“Arizona” y la sinrazón fronteriza
El pasado fin de semana la Muestra Escénica Iberoamericana (MEI) estrenaba el nuevo montaje de la compañía canaria Delirium Teatro. El Sauzal se llenaba de los habituales y no tan habituales aficionados al teatro, para ver lo que nos ofrecía una de las compañías más veteranas del panorama canario.
“Arizona” del dramaturgo (y director) cordobés Juan Carlos Rubio nos adentra en la vida fronteriza de George y Margaret. Un matrimonio que defiende sus “fronteras” con demasiada vehemencia, más bien diríamos obsesión (más él que ella) porque el “enemigo” está ahí, acechando, un peligro que amenaza sus vidas. El interesante texto de Rubio indaga en la inmigración, el fanatismo y el miedo al otro a través del imaginario fronterizo. La frontera como esa línea que lleva a la exclusión, a la exclusión moral, religiosa, política, cultural, económica, etc. convirtiendo la diferencia en un arma de conflicto terrible. Aunque la acción transcurre en EEUU esta claro que es algo que nos incube a todos, el tránsito de personas entre fronteras también ocurre en España y por supuesto Canarias. La obra invita al espectador a reflexionar sobre esta cuestión: la necesidad de las fronteras, las diferencias entre norte y sur, el poder del imperio americano, la moralidad…pero también el de las relaciones humanas.
La pareja protagonista esconde a una esposa abnegada y a un esposo dominante, diría repulsivo más que retratado en una relación sexual que provocará un punto de inflexión en la obra. Margaret, en la piel de una notable Soraya González del Rosario, es el personaje que nos cautiva porque es el que pregunta, el que reflexiona, y a medida que hace más preguntas, más nos abre los ojos a la terrible realidad, y nos conduce a ese final sin remedio porque donde el fanatismo echa raíces (como ese cactus que ella alimenta) la esperanza se ahoga.

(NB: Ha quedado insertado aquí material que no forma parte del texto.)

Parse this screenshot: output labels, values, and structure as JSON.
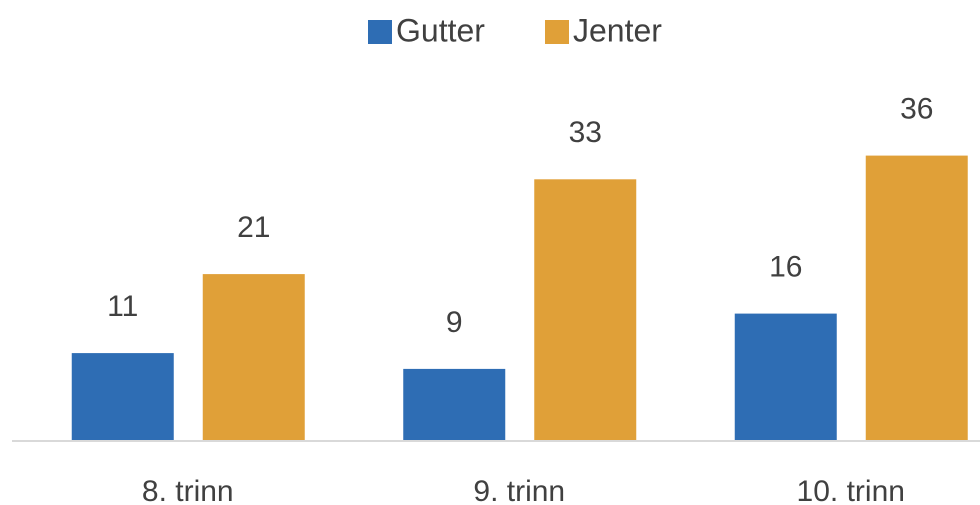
{
  "chart_data": {
    "type": "bar",
    "categories": [
      "8. trinn",
      "9. trinn",
      "10. trinn"
    ],
    "series": [
      {
        "name": "Gutter",
        "color": "#2e6db4",
        "values": [
          11,
          9,
          16
        ]
      },
      {
        "name": "Jenter",
        "color": "#e0a038",
        "values": [
          21,
          33,
          36
        ]
      }
    ],
    "legend": "top"
  }
}
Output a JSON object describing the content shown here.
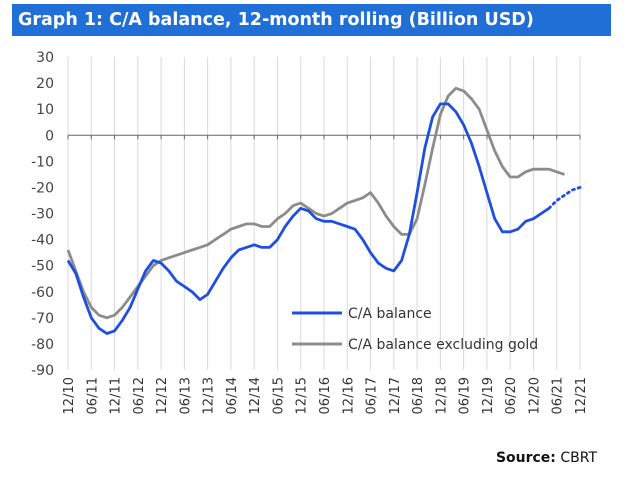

El montaje se sostiene en unas imponentes imágenes de video que a veces restan el alcance del texto, y la premisa de una imagen vale más que mil palabras queda latente viendo a “inmigrantes” saltar las trincheras en Melilla junto a los poderes económicos que nos gobiernan, y por supuesto las consecuencias en las que deriva el maltrato que estamos ejerciendo sobre nuestro planeta. La escena se completa con una mesa y unas sillas de picnic junto a una bolsa de palos de golf que también guarda el rifle que les defiende de los temores que les aguardan. La dirección de Severiano García (que también interpreta a George) destaca por ser equilibrada y por ofrecer al personaje de Margaret un empuje que hace que crezca cada minuto de la obra.
Finalmente, la composición musical que ha realizado Diego Navarro para la obra es sobresaliente, con un comienzo arrollador y ofreciendo un contrapunto dramático que acompaña al espectador en los momentos más intensos (sobre todo en el video montaje).
Lo atractivo de “Arizona” es que por desgracia es teatro necesario, volvemos al teatro para la reflexión del ser humano, de ese que nos alimentamos porque nos golpea con la realidad para que no miremos a otro lado, y nos haga más tolerantes y así, las fronteras se desvanezcan.